Optimizing Learning Strategies

The coronavirus pandemic has been a wake-up call for higher education’s leaders, signaling that institutions need to — and can — evolve the quality of multichannel learning. Academic leaders should consider how to effectively build successful virtual learning strategies into their long-term operating models, even as students return to campus.

For many institutions, this exercise will require them to revisit two fundamental questions: Who are we? and Who do we want to be? Closely monitoring the evolving landscape of higher education and the shifting expectations, needs and behaviors of students will remain critical when answering these questions.

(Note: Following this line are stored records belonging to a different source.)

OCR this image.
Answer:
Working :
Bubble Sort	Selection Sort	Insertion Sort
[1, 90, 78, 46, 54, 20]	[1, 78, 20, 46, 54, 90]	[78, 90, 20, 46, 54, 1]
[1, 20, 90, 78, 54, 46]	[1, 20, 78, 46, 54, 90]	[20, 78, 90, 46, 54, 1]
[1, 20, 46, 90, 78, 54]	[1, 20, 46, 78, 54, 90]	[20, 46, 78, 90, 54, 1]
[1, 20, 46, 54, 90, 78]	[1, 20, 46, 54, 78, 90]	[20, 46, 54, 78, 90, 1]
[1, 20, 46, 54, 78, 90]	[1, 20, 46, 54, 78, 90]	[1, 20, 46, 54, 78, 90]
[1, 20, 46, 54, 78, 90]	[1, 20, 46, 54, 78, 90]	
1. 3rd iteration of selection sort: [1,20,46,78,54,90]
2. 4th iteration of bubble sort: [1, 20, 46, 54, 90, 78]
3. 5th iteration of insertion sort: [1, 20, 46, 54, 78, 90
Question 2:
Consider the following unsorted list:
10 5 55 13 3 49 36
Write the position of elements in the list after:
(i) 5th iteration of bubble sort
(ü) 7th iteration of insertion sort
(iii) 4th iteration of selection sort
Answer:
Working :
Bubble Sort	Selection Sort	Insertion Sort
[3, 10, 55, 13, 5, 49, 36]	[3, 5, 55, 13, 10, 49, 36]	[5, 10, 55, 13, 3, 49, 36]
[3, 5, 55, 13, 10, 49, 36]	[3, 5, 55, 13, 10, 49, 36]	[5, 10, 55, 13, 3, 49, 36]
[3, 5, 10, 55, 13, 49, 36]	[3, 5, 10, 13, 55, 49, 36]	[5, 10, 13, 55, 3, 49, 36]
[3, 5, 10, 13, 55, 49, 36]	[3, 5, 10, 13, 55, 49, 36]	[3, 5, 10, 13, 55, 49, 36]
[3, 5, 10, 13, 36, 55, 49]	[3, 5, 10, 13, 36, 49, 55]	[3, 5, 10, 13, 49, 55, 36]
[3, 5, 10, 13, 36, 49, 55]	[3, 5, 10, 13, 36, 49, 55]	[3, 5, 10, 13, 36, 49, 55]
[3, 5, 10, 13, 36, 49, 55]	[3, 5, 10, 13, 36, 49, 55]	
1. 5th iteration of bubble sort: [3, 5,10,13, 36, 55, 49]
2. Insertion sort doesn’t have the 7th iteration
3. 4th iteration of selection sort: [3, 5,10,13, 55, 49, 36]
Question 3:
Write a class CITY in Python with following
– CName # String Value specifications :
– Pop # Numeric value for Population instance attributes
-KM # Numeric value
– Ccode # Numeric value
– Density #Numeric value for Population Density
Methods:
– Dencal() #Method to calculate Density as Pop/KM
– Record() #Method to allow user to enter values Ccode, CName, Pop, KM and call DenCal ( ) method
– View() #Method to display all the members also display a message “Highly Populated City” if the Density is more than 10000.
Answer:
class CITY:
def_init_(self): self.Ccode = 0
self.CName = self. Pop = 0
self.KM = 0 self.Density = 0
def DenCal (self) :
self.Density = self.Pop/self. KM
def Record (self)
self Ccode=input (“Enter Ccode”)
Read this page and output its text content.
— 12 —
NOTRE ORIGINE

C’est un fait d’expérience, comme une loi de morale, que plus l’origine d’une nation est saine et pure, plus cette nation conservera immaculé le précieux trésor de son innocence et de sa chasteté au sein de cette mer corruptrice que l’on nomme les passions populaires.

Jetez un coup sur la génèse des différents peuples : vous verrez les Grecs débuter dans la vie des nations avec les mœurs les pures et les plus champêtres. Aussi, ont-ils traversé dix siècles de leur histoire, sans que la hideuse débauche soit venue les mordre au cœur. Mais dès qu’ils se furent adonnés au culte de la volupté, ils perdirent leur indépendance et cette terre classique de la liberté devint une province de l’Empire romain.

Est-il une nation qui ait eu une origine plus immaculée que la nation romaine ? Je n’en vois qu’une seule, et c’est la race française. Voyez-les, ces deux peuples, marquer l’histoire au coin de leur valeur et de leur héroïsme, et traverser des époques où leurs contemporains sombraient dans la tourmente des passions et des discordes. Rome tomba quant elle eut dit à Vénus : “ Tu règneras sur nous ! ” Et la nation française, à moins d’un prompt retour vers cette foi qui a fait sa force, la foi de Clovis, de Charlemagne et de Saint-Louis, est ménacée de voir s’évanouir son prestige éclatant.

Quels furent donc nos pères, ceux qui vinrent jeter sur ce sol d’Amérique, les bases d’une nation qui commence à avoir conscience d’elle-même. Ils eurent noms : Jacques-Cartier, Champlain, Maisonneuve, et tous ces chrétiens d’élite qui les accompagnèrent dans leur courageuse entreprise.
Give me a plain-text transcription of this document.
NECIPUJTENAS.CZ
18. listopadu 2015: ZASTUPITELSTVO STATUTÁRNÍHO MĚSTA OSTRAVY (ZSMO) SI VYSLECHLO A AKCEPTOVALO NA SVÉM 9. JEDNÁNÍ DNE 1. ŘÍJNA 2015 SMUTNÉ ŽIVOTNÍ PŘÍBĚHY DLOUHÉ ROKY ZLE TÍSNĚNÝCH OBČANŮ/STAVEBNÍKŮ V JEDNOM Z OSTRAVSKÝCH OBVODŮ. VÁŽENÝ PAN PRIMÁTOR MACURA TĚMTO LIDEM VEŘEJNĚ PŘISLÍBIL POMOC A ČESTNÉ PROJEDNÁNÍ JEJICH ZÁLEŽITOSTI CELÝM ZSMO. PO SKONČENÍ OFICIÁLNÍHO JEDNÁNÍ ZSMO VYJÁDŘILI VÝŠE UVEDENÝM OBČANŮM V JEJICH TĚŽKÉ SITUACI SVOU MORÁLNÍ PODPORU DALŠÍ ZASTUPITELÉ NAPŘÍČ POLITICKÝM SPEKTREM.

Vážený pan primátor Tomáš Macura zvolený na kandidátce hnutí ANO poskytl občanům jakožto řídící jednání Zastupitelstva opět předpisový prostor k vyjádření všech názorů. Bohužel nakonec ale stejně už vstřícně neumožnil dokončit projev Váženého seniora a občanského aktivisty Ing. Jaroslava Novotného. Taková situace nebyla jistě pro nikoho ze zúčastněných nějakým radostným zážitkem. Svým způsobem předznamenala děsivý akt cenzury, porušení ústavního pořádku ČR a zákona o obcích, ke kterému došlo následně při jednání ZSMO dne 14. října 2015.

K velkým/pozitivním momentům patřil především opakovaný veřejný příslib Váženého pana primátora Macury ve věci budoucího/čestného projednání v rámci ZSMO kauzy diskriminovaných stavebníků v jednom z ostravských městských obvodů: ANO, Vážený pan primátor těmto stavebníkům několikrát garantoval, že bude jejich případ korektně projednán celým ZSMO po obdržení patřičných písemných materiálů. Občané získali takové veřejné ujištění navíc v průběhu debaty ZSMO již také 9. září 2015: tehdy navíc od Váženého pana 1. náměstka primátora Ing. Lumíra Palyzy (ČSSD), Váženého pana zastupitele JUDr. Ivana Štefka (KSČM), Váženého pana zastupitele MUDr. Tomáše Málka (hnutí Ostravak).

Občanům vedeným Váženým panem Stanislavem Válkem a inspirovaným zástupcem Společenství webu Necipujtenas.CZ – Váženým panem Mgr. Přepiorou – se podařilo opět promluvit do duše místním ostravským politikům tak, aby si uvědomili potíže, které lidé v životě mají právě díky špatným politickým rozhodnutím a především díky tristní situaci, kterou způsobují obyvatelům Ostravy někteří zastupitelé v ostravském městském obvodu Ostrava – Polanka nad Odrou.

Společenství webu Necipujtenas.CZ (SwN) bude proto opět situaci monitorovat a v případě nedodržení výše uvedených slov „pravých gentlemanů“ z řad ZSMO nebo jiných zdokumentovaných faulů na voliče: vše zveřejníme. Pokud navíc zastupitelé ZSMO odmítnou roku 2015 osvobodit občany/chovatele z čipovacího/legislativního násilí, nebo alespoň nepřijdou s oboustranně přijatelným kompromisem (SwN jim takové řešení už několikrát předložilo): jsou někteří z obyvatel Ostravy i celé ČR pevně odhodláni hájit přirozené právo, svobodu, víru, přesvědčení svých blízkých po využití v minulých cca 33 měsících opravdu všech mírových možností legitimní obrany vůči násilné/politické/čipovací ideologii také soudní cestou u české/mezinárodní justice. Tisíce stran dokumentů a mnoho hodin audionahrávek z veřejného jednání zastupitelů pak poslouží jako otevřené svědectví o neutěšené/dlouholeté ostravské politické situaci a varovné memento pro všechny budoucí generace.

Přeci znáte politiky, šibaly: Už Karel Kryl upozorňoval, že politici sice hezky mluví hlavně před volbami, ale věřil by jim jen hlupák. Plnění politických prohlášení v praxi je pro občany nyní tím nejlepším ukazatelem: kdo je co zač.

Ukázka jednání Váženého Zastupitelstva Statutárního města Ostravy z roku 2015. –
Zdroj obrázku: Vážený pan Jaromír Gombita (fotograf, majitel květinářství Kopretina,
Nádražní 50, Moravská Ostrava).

Who are we? Leaders should consider the distinctive characteristics of their student body and faculty, their academic portfolio, and their regional industry and employer needs when deciding how best to optimize learning strategies in the long term. Institutions that offer the traditional four-year, on-campus experience may find opportunities to better accommodate students’ educational needs by incorporating an effective hybrid online or “HyFlex” learning approach. Those that have primarily relied on online or hybrid programs for graduate and continuing education students could begin to apply these strategies more broadly across their academic portfolio. Optimizing the systems and pathways supporting transfer students may prime institutions for growth in new channels. To retain a competitive edge, institutions should capitalize on opportunities to innovate and enhance students’ learning experiences.

Who do we want to be? Reframing pandemic approaches around the institution’s long-term goals and the vision for sustainability will ensure that the decisions made over the next few years are strategic, scalable and meaningful. To do so, colleges and universities should continue assessing, monitoring and benchmarking the successes and failures of today’s methods and seek answers to questions that are rooted in students’ experiences. Has online learning improved the student experience in some ways? Will online or HyFlex learning create pathways for new student populations we haven't been able to reach before? Can flexible learning models help your institution retain students at risk of dropping out or regain those who have left already? Are there opportunities to promote diversity and inclusion at your institution by making meaningful changes to student services or the administrative systems and processes underpinning the college entrance experience? Answering these questions may lead to insights that help your institution hone today’s strategies into long-term channels for growth that are agile and responsive to the evolving conditions facing higher education.

Beyond the Pandemic

As the health crisis unfolds and a vaccine comes into focus, higher education’s leaders should look beyond the pandemic for opportunities to strengthen students’ trust, enrich the value of their educational experiences, and promote safety and well-being for years to come. The most successful strategies to emerge will continue to be those that are nimble, strategic, scalable and safe — and in tune with the shifting behaviors, needs and expectations of students.